When the Giants score four or more runs, they are 44-13. That’s .772 ball, which is what it would take for San Francisco to make a run in the last two months of the 2018 season.
The Giants have scored four or more runs only 57 times this year through 115 games.
Here’s a look at how many times they’ve scored four or more runs in a game since 2010 along with their records. (Note the World Series years).
- **2010: 69-12, .852
- 2011: 55-9, .859
- **2012: 75-20, .789
- 2013: 56-17, ..767
- **2014: 73-13, .849
- 2015: 67-21, .761
- *2016: 63-24, .724
- 2017: 50-22, .694
- 2018: 44-13, .772
** denotes a World Series winning year, * is a playoff year
In their playoff years since 2010, the Giants scored four or more runs 81, 95, 86, and 85 times respectively. In their non-playoff years, they’ve scored four or more runs 64, 73, 88, and 72 respectively.

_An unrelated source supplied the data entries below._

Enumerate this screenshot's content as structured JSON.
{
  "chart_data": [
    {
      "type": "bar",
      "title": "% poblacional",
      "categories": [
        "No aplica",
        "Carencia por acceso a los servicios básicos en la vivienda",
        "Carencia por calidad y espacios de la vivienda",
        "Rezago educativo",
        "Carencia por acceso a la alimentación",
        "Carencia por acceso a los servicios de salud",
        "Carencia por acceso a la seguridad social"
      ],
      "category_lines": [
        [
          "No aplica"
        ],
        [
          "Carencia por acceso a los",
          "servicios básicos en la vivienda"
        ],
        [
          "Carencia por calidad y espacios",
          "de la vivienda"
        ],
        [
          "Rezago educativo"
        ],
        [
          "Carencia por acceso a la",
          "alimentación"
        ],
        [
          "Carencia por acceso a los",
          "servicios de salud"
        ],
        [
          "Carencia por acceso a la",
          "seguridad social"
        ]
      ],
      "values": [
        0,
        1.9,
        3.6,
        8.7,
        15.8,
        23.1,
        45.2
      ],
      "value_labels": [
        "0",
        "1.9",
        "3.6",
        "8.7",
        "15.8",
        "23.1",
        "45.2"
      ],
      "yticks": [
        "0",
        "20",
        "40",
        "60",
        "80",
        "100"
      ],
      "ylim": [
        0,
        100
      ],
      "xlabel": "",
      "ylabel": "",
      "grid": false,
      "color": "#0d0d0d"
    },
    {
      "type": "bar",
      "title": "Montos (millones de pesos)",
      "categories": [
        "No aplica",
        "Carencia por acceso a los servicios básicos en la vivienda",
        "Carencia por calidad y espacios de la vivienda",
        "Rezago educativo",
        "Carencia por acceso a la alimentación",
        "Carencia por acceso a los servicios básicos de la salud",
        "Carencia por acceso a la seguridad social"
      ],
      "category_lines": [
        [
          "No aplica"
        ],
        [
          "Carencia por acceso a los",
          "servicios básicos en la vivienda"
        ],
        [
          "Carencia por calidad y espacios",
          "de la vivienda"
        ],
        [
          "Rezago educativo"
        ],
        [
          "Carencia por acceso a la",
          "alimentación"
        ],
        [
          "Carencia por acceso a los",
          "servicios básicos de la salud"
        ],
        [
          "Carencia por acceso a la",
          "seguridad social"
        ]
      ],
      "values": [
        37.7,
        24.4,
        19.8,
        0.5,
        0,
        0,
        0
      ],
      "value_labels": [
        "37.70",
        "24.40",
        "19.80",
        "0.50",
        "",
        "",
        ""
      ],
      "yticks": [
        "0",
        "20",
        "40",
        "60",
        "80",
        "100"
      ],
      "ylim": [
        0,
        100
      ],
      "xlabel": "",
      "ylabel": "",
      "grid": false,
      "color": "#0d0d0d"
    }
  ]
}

Through 115 games, the Giants are on pace to score four or more runs 81 times this season. That’s the same as the 2010 championship season, but their pitching was off-the-charts that year with Tim Lincecum and Matt Cain anchoring the top of the rotation in their primes.
The 2010 rotation went deep into games, giving the bullpen a lot of rest. 2018 is a different story as the Giants have been using their bullpen heavily. Plus, 2010 had the Core 4 relievers who always got it done–Jeremy Affeldt, Sergio Romo, Santiago Casilla, and Javier Lopez.
As a comparison, the Arizona Diamondbacks scored four or more runs 63 times this season and the Los Angeles Dodgers 67 times. Those two teams are separated by a half game for the top spot in the National League West.
So, the bottom line for the Giants–score runs and they’ll win. In 2012, they were at the bottom of the league in home runs and still sure-handedly won the West.
Why? Because they scored four or more runs 95 times, the most out of their playoff years.
Just look at Monday and Tuesday’s game. If the Giants would have scored four runs in both those games, they would have swept the defending champions. Heck, if they plated just three runs, they might have still swept them. The Giants are nearly an .800 team when they score the magic four runs. And that is what they should prioritize for next season–or to salvage what’s left of 2018.